En su poema “Lágrima”, Claudio Rodríguez (Zamora, 1934 – Madrid, 1999) cree que “Cuando el sollozo llega hasta esta lágrima / lágrima nueva que eres vida y caes, / estás cayendo y nunca caes del todo, / pero me asciendes hasta mi dolor…”. Y es al final del poemario “Manantial” donde encontramos algunos versos añadidos en los que Isabel manifiesta la necesidad de ese caudal de lágrimas que engendrará la vida: “Porque somos la vida, / la magia y la grandeza de la vida”, versos que derrochan sensorialidad al engarzar el agua en la tierra: “Que saboreo siempre tu mirada / azul melancolía, / tu tono de canela azucarada, / tu roce de vilano que regresa…”, versos en los que la autora confiesa que “Habito ya tu ser / y tú eres ya el mío”, en una suerte de hibridación lírica de las conciencias, sin rastro de temor: “Tú recoges mi ser / y tú eres el mío. / Y nada nos importa…”, solo el misterio de lo inextinguible, qué más da si ya somos uno: agua, tierra, versos, amor.
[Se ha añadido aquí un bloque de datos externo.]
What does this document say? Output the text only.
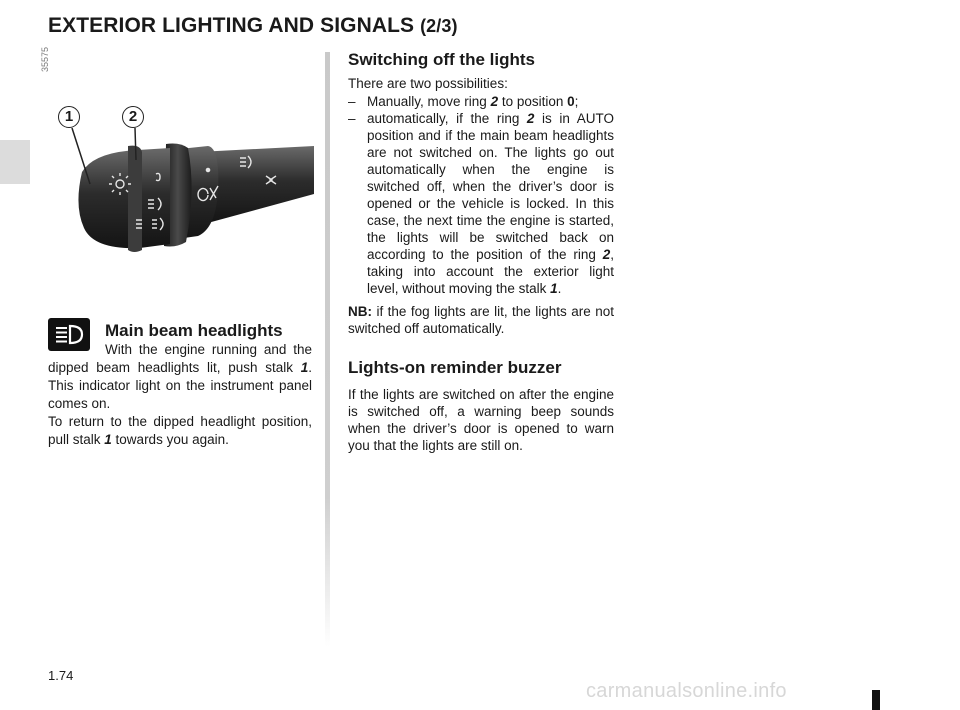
EXTERIOR LIGHTING AND SIGNALS (2/3)
35575
1	2
Main beam headlights

With the engine running and the dipped beam headlights lit, push stalk 1. This indicator light on the instrument panel comes on.

To return to the dipped headlight position, pull stalk 1 towards you again.

Switching off the lights

There are two possibilities:

– Manually, move ring 2 to position 0;
– automatically, if the ring 2 is in AUTO position and if the main beam headlights are not switched on. The lights go out automatically when the engine is switched off, when the driver’s door is opened or the vehicle is locked. In this case, the next time the engine is started, the lights will be switched back on according to the position of the ring 2, taking into account the exterior light level, without moving the stalk 1.

NB: if the fog lights are lit, the lights are not switched off automatically.

Lights-on reminder buzzer

If the lights are switched on after the engine is switched off, a warning beep sounds when the driver’s door is opened to warn you that the lights are still on.

1.74
carmanualsonline.info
El río tiñe sus aguas de ancianidad conforme se aproxima al mar. Se ensancha, se enlentece, carga con los sedimentos de toda una vida. Curva su cauce como en un padecimiento artrítico o quizá reumático sobre la gran llanura aluvial. Y es allí, en su desembocadura, donde formará un estuario o tal vez un delta de tierra profunda y fértil, muy fértil. José Agustín Goytisolo (Barcelona, 1928 – Barcelona 1999) concluyó uno de sus poemas con los siguientes versos: “A veces / solo a veces gran amor”. Tras leer este valioso poemario de Isabel Villalta, creo que lo acertado sería terminar este escrito con toda verdad contenida en dos versos, solo dos: “Siempre, / para siempre, gran amor”.